Just found out a way to add hotkeys to a website without using JavaScript.

<a href="/auth" accesskey="a" aria-hidden="true" tabindex="-1"></a>
<a href="/media" accesskey="m" aria-hidden="true" tabindex="-1"></a>
<a href="/backup" accesskey="b" aria-hidden="true" tabindex="-1"></a>

aria-hidden="true" and tabindex="-1" are there to keep screen readers happy (and to keep my Google Lighthouse score high).

These hidden elements add alt + x hotkeys. It always surprises me how many things the HTML5 spec has integrated.

Shoutout to this article for the idea.

#1709333288


[ golang | docker | mb_dev ]

Docker vs Native binary

Tested the backend of this blog on small VM on my desktop with both a native binary and Docker to compare performance. My desktop could have a lot of variance so this test is not that accurate. The VM has 2GB of ram and 4 cores allocated. Memory is not limiting factor as the webserver uses 20MB at most. All 4 cores are utilised but the one core is always more used then the other, I assume that this is the case because the webserver is database limited for the most part. SQLite is in some ways single threaded.

  1  [|||||||||||||||||||||||||||||||   78.5%] 
  2  [||||||||||||||||||||||||||||||||  80.2%] 
  3  [||||||||||||||||||||||||||||||||  80.3%]
  4  [||||||||||||||||||||||||||||||||||95.7%]

I used the latest version at the time of writing.

I did 3 runs of each, alternating between the two version to limit variation. I used a tool called bombardier with 20 concurrent connections for every 10 second run. The requests are made from the host machine to give the webserver the whole VM to itself. This does add extra overhead but it is the same for both versions, so for sake of comparison this is fine.
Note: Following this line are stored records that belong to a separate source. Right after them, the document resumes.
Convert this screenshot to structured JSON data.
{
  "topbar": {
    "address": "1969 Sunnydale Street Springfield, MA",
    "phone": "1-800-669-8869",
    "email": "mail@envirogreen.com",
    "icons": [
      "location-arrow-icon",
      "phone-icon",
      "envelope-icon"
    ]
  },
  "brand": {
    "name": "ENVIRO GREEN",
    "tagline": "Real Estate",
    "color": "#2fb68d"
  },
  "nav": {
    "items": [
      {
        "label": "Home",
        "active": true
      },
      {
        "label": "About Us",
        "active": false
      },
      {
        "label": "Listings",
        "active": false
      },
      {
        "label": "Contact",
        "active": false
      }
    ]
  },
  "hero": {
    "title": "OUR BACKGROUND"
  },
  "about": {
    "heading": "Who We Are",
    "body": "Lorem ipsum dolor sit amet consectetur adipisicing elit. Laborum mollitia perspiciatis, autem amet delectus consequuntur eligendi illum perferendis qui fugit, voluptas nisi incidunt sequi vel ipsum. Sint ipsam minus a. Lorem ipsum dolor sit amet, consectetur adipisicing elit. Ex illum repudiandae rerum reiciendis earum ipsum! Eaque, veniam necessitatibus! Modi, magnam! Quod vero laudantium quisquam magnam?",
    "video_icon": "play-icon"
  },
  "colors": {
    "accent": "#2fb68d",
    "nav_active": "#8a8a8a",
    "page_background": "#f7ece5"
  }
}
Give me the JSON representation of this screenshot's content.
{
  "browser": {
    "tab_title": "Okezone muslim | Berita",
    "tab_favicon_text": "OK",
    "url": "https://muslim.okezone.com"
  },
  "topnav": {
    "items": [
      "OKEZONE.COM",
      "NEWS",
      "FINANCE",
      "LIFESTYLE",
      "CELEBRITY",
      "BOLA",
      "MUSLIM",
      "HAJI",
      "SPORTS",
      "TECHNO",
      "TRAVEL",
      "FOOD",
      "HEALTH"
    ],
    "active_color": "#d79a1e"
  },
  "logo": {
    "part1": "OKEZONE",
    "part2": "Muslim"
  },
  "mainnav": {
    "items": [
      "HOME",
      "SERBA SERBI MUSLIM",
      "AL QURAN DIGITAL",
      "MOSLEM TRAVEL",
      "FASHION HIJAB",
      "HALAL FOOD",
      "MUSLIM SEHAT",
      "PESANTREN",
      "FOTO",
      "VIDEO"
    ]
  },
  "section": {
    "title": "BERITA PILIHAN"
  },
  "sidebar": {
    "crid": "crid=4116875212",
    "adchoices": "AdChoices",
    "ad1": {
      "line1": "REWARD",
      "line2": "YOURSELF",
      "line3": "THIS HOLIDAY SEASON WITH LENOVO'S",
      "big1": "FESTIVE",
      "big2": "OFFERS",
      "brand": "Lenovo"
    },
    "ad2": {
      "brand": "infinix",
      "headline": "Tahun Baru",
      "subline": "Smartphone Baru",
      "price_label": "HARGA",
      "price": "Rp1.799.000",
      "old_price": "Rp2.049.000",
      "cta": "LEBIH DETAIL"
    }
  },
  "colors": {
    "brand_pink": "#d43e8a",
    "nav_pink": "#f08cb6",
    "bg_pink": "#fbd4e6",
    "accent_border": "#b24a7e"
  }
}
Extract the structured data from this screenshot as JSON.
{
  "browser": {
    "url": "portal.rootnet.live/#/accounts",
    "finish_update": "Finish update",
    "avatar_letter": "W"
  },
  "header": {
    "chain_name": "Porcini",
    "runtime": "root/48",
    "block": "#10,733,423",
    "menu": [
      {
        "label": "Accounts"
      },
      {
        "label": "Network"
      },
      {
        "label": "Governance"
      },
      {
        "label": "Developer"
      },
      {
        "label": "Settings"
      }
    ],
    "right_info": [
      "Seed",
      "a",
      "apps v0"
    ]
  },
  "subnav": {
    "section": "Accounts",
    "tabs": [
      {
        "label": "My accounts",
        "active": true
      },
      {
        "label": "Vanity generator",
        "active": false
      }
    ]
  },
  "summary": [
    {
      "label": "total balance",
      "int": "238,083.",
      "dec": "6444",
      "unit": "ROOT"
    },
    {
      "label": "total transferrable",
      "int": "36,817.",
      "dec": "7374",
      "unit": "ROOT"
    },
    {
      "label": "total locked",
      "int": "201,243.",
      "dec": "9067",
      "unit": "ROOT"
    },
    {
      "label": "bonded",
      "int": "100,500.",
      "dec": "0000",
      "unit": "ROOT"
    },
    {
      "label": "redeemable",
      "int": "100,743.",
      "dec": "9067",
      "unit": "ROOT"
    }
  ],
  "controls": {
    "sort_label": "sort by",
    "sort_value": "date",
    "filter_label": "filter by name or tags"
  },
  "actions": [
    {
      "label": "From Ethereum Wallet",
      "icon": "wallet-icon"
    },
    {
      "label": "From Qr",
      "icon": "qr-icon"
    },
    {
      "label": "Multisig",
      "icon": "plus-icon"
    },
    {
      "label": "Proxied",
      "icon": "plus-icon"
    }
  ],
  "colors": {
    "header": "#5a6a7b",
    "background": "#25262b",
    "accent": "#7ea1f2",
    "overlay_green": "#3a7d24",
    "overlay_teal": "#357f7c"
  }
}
These are the averaged results for both versions.

Binary

Statistics        Avg      Stdev        Max
  Reqs/sec       262.03     152.02     913.95
  Latency       75.22ms    53.44ms      0.93s
  Latency Distribution
     50%    71.05ms
     75%   104.18ms
     90%   127.14ms
     95%   143.13ms
     99%   188.12ms
  HTTP codes:
    1xx - 0, 2xx - 2643, 3xx - 0, 4xx - 0, 5xx - 0
    others - 0
  Throughput:     3.15MB/s

Docker

Statistics        Avg      Stdev        Max
  Reqs/sec       260.70     150.30     962.85
  Latency       76.59ms    53.97ms      0.95s
  Latency Distribution
     50%    70.67ms
     75%   107.55ms
     90%   135.69ms
     95%   151.88ms
     99%   197.22ms
  HTTP codes:
    1xx - 0, 2xx - 2622, 3xx - 0, 4xx - 0, 5xx - 0
    others - 0
  Throughput:     3.12MB/s

These results are really close with a very slight edge for the binary. Only 0.5% more requests per second and 1.78% lower latency on average. This is within the margin of error for this unstable setup. But even if we would take these results as 100% accurate I still think it is worth the small hit in performance. This small hit is probably even smaller when you are using a bigger server on more native hardware.

#1707084791


[ mb_dev | music ]

Custom embeds :D

With this feature done, mb is now ready for its first deployment.